Speech learning process
In a natural process a baby turns to sound, recognises the voices of his parents and starts to imitate or parrot them. Baby babble turns into recognisable sounds. Surprisingly some of the first sounds made with understanding are the sounds of animals, cars, trucks or motor bikes. Recently, I have watched two small boys who've just celebrated their first birthday. They have no contact with each other, and both have said from an early age, 'brrm, brrm' as they push their small cars or trucks along.
Both sets of parents ask questions like "What noise does a sheep/cat/dog make?" and these boys respond with suitable sounds imitating these animals. My 18 month old grandson is capable of distinguishing the animal names when asked and quite clearly making an appropriate sound. Dinosaur goes "RRRrr", a dog "rrff, rrff" and an elephant - with his arm extended he let's out a high screech. For some weeks a sheep goes "Baa Baa" but so does a cow! He is saying words quite clearly and will, without being asked, point to and say "Ball" or "Truck" (often pronounced "tuck"). Digger is "digGrr" and Tractor "tacta". He understands pretty much everything he's told and has lots of other words in his vocabulary. Jump, bubble, no, yeah, mine. Last week he learned to say his own name. As yet if asked his name he doesn't tell you but if you ask him to say it he does.

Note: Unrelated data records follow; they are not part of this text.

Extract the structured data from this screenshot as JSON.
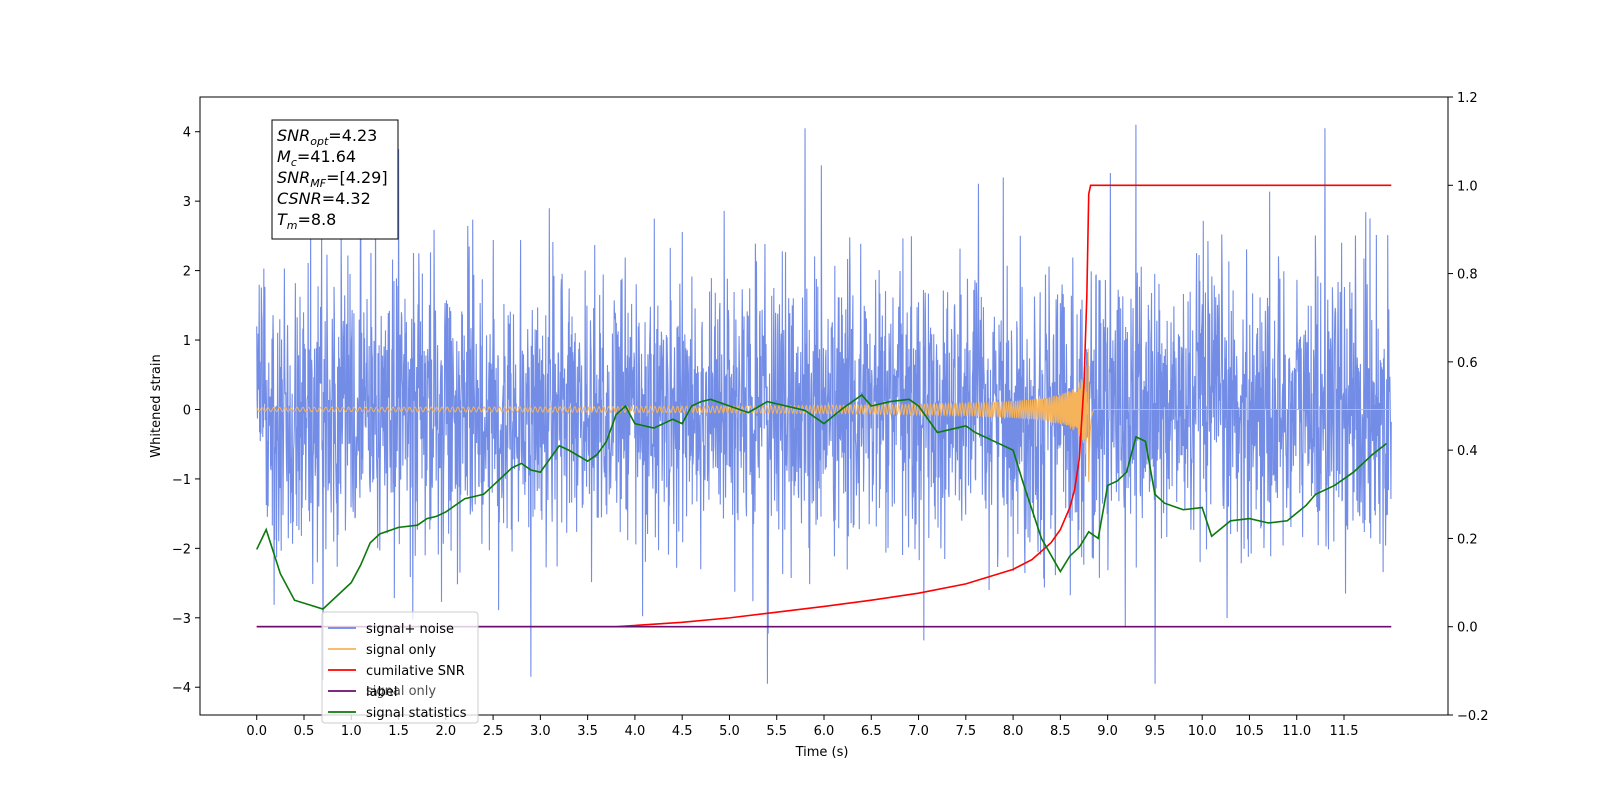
{
  "chart_data": {
    "type": "line",
    "xlabel": "Time (s)",
    "ylabel_left": "Whitened strain",
    "ylabel_right": "",
    "xlim": [
      -0.6,
      12.6
    ],
    "ylim_left": [
      -4.4,
      4.5
    ],
    "ylim_right": [
      -0.2,
      1.2
    ],
    "xticks": [
      0.0,
      0.5,
      1.0,
      1.5,
      2.0,
      2.5,
      3.0,
      3.5,
      4.0,
      4.5,
      5.0,
      5.5,
      6.0,
      6.5,
      7.0,
      7.5,
      8.0,
      8.5,
      9.0,
      9.5,
      10.0,
      10.5,
      11.0,
      11.5
    ],
    "xtick_labels": [
      "0.0",
      "0.5",
      "1.0",
      "1.5",
      "2.0",
      "2.5",
      "3.0",
      "3.5",
      "4.0",
      "4.5",
      "5.0",
      "5.5",
      "6.0",
      "6.5",
      "7.0",
      "7.5",
      "8.0",
      "8.5",
      "9.0",
      "9.5",
      "10.0",
      "10.5",
      "11.0",
      "11.5"
    ],
    "yticks_left": [
      -4,
      -3,
      -2,
      -1,
      0,
      1,
      2,
      3,
      4
    ],
    "ytick_labels_left": [
      "−4",
      "−3",
      "−2",
      "−1",
      "0",
      "1",
      "2",
      "3",
      "4"
    ],
    "yticks_right": [
      -0.2,
      0.0,
      0.2,
      0.4,
      0.6,
      0.8,
      1.0,
      1.2
    ],
    "ytick_labels_right": [
      "−0.2",
      "0.0",
      "0.2",
      "0.4",
      "0.6",
      "0.8",
      "1.0",
      "1.2"
    ],
    "grid": false,
    "legend_placement": "lower-left",
    "annotation": {
      "lines": [
        {
          "base": "SNR",
          "sub": "opt",
          "rest": "=4.23"
        },
        {
          "base": "M",
          "sub": "c",
          "rest": "=41.64"
        },
        {
          "base": "SNR",
          "sub": "MF",
          "rest": "=[4.29]"
        },
        {
          "base": "CSNR",
          "sub": "",
          "rest": "=4.32"
        },
        {
          "base": "T",
          "sub": "m",
          "rest": "=8.8"
        }
      ]
    },
    "legend_ghost_text": "signal only",
    "series": [
      {
        "name": "signal+ noise",
        "axis": "left",
        "color": "#6b87e6",
        "kind": "noise",
        "t_range": [
          0.0,
          12.0
        ],
        "sigma": 1.0,
        "y_range_observed": [
          -4.0,
          4.1
        ],
        "spikes": [
          [
            5.8,
            4.05
          ],
          [
            9.3,
            4.1
          ],
          [
            11.3,
            4.05
          ],
          [
            1.5,
            3.75
          ],
          [
            5.4,
            -3.95
          ],
          [
            9.5,
            -3.95
          ],
          [
            2.9,
            -3.85
          ],
          [
            0.7,
            -3.9
          ],
          [
            1.1,
            3.65
          ]
        ]
      },
      {
        "name": "signal only",
        "axis": "left",
        "color": "#f5b35c",
        "kind": "chirp",
        "t_range": [
          0.0,
          12.0
        ],
        "merger_time": 8.8,
        "peak_amplitude": 1.15
      },
      {
        "name": "cumilative SNR",
        "axis": "right",
        "color": "#ff0000",
        "x": [
          0.0,
          3.8,
          4.5,
          5.0,
          5.5,
          6.0,
          6.5,
          7.0,
          7.5,
          8.0,
          8.2,
          8.4,
          8.5,
          8.6,
          8.65,
          8.7,
          8.75,
          8.78,
          8.8,
          8.82,
          12.0
        ],
        "y": [
          0.0,
          0.0,
          0.01,
          0.02,
          0.033,
          0.046,
          0.06,
          0.076,
          0.097,
          0.13,
          0.152,
          0.19,
          0.22,
          0.27,
          0.31,
          0.38,
          0.55,
          0.75,
          0.98,
          1.0,
          1.0
        ]
      },
      {
        "name": "label",
        "axis": "right",
        "color": "#6a0d6e",
        "x": [
          0.0,
          12.0
        ],
        "y": [
          0.0,
          0.0
        ]
      },
      {
        "name": "signal statistics",
        "axis": "right",
        "color": "#0b7a0b",
        "x": [
          0.0,
          0.1,
          0.25,
          0.4,
          0.55,
          0.7,
          0.8,
          1.0,
          1.1,
          1.2,
          1.3,
          1.5,
          1.7,
          1.8,
          1.9,
          2.0,
          2.2,
          2.4,
          2.5,
          2.7,
          2.8,
          2.9,
          3.0,
          3.1,
          3.2,
          3.3,
          3.5,
          3.6,
          3.7,
          3.8,
          3.9,
          4.0,
          4.1,
          4.2,
          4.4,
          4.5,
          4.6,
          4.7,
          4.8,
          5.0,
          5.2,
          5.4,
          5.6,
          5.8,
          6.0,
          6.2,
          6.4,
          6.5,
          6.7,
          6.9,
          7.0,
          7.2,
          7.4,
          7.5,
          7.6,
          7.8,
          8.0,
          8.1,
          8.3,
          8.5,
          8.6,
          8.7,
          8.8,
          8.9,
          9.0,
          9.1,
          9.2,
          9.3,
          9.4,
          9.5,
          9.6,
          9.8,
          10.0,
          10.1,
          10.3,
          10.5,
          10.7,
          10.9,
          11.1,
          11.2,
          11.4,
          11.6,
          11.8,
          11.95
        ],
        "y": [
          0.175,
          0.22,
          0.12,
          0.06,
          0.05,
          0.04,
          0.06,
          0.1,
          0.14,
          0.19,
          0.21,
          0.225,
          0.23,
          0.245,
          0.25,
          0.26,
          0.29,
          0.3,
          0.32,
          0.36,
          0.37,
          0.355,
          0.35,
          0.38,
          0.41,
          0.4,
          0.375,
          0.39,
          0.42,
          0.48,
          0.5,
          0.46,
          0.455,
          0.45,
          0.47,
          0.46,
          0.5,
          0.51,
          0.515,
          0.5,
          0.485,
          0.51,
          0.5,
          0.49,
          0.46,
          0.495,
          0.525,
          0.5,
          0.51,
          0.515,
          0.5,
          0.44,
          0.45,
          0.455,
          0.44,
          0.42,
          0.4,
          0.33,
          0.2,
          0.125,
          0.16,
          0.18,
          0.215,
          0.2,
          0.32,
          0.33,
          0.35,
          0.43,
          0.42,
          0.3,
          0.28,
          0.265,
          0.27,
          0.205,
          0.24,
          0.245,
          0.235,
          0.24,
          0.275,
          0.3,
          0.32,
          0.35,
          0.39,
          0.415
        ]
      }
    ]
  }
}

But the process is going on. He's already starting to understand relative words. If we say "up" then he will say "down" and move his hands or body in the appropriate direction. He's started stringing words together. Sometimes we're not sure if it was just sounds but he really does sound as if he says "I did that." or "No. Mine."
There is a lot still to come and sometimes I feel it just must be too much. For instance a truck can be big/small, a tip truck or tray truck, red/white/green. It can be a fire engine or a garbage truck. It has wheels, and could have hoses, a ladder or a crane. Just to describe our hand, we have fingers, thumb, knuckles, palm, finger prints, finger nails and so on. We can clap, point, make a fist, wriggle, wave - and it's still all about hands! There are so many variations to describe even simple things that it seems impossible we could teach him.
Yet every week there is greater understanding and more and more words with more milestones reached. It's fascinating to be part of the process.
Imagine if he was deaf. Not only him but all those around would miss out on this beautiful process. Being a grandparent is amazing. I have more time and appreciation for the parents and the child. But even more importantly (for me at least) I am so thankful he has the hearing so he can learn speech naturally and that I have my hearing back with my cochlear implants so I can hear him.